All five of us got together at Belinda's for lunch and spent the afternoon together in her leafy green backyard talking politics and getting to know each other better than ever before. 











In the evening, we went to the training, which was held in a church.  This has got to be the absolute best organized action any of us have ever seen.  The training was run by five or six luminous, brilliant young people whose energy and enthusiasm, leadership and organization were absolutely extraordinary.
 Bill McKibbon, the main leader of this whole action had just gotten out of jail after being there for three days.  He came by and thanked us all for not being intimidated by the harsh treatment the first people received.  He said everyone in jail had very high spirits, and they were supported by knowing that more and more people were coming after them. 
 
Several people who had been arrested in the second and third days of the action told what had happened to them.  Other than the first day, people have been simply taken to the jail, booked, given a citation, fined $100 and released.  That is what they hope will happen to us tomorrow, but there are no guarantees. 

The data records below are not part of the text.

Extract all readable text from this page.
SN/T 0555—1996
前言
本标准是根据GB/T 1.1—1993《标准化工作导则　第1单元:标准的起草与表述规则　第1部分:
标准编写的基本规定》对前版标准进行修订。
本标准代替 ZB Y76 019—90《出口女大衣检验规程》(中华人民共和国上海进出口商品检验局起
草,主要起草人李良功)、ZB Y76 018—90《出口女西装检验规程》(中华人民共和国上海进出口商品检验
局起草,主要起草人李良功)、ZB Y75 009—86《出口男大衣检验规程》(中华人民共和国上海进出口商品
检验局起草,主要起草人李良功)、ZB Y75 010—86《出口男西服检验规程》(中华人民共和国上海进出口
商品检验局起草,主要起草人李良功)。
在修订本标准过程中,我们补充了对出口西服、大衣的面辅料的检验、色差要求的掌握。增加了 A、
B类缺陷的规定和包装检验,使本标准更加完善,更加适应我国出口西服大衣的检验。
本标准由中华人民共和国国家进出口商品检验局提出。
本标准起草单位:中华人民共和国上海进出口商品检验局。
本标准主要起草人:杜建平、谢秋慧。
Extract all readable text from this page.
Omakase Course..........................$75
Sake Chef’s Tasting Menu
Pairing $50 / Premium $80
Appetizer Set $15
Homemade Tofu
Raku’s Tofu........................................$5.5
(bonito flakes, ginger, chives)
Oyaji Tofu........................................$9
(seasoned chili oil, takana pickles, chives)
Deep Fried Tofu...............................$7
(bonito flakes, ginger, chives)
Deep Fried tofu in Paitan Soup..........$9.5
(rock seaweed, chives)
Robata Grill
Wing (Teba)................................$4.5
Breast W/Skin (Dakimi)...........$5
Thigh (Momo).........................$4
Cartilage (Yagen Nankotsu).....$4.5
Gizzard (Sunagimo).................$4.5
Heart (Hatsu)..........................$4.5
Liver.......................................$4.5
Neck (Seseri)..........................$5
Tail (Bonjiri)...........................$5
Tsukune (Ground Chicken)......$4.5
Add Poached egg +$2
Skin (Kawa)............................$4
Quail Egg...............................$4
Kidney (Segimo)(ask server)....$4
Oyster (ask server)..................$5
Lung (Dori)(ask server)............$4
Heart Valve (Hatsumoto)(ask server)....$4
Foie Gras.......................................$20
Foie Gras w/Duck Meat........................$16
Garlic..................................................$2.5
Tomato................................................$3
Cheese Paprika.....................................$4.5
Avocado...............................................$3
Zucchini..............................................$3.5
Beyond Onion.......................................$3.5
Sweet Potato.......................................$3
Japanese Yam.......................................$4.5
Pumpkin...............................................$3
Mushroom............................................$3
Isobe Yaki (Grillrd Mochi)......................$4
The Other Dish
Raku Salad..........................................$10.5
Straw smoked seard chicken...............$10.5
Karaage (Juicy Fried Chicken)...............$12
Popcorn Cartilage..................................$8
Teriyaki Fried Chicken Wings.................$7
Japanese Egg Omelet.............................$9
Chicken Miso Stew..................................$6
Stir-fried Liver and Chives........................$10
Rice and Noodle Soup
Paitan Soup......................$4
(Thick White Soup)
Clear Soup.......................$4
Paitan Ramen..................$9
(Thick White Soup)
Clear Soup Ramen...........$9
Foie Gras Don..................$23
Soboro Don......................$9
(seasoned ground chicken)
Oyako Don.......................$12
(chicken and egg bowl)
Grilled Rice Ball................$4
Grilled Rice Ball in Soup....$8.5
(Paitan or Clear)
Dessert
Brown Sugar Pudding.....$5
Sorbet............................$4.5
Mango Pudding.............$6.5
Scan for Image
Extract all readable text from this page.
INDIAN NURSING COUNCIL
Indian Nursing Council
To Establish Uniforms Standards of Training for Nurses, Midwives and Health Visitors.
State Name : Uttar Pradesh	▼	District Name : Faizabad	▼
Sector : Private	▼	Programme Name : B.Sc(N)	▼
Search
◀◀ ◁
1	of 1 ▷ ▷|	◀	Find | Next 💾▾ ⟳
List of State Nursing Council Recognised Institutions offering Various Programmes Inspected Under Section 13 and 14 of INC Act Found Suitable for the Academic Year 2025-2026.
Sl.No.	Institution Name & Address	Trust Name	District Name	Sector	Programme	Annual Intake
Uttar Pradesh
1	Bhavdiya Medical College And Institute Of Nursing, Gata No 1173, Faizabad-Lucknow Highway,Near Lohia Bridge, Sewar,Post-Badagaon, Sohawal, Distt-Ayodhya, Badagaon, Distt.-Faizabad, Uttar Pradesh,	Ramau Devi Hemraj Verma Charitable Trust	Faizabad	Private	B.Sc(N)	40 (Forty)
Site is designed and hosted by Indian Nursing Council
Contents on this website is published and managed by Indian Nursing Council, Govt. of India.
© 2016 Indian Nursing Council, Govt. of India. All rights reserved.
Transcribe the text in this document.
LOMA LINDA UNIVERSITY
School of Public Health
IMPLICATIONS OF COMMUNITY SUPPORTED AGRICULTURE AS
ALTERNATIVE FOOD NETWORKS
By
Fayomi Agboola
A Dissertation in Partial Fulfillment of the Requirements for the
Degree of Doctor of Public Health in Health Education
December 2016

We actually practiced how we were going to line up and get in position for the sit in.  There was legal advice, practical advice, social advice (they even had us buddy up so no one would feel like they were going through this unsupported). 

Then they fed us and we all sat around in the church pews eating and getting to know one another.

Before we left, they taped a video of us together speaking about why we came. The press coverage of this has been quite good.  Apparently the New York Times had an editorial that said, "Mr Obama, say No to the Keystone Pipeline."  The mood here is exultant. 

We managed to find our way home, back to Kay and CB's house, exhausted and wound up at the same time.  Tomorrow is the day.  Time for a good night's sleep.

We're All in Place and Ready to Go

Margie arrived in Washington DC on Saturday.  Joanie, Linda and Margarita arrived Sunday afternoon.  Tantoo arrived Sunday evening we are all here and ready to go.

Joanie, Linda and Margarita are staying with Kay and CB, old friends of Linda's from her karate days in Seattle.  They took us out to dinner our first evening at the New Deal Cafe, a wonderful restaurant with a leftist political feel, great mediterranean food and live entertainment,  in Greenbelt, MD.  Greenbelt, a city that was one of Eleanor Roosevelt's projects, is described in their city web page this way, "The City of Greenbelt has gone into the history books as the first community in the United States built as a federal venture in housing. From the beginning it was designed as a complete city, with businesses, schools, roads and facilities for recreation and town government. Greenbelt was a planned community, noted for its interior walkways, underpasses, its system of inner courtyards and one of the first mall-type shopping centers in the United States. Modeled after English garden cities of the 19th century, Greenbelt took its name from the belt of green forestland with which it was surrounded and from the belts of green between neighborhoods that offered easy contact with nature."  It was a fitting place to start our adventure here.


Margie and Tantoo are staying with Belinda, a friend who lived for awhile in Livingston, but now divides her time between her home in Washington, DC and Santiago, Chile. She will serve as our support person to hand off personal belongings to during the demonstration.  We all feel so fortunate to have such wonderful friends to support us and give us a place to stay while we take part in this action.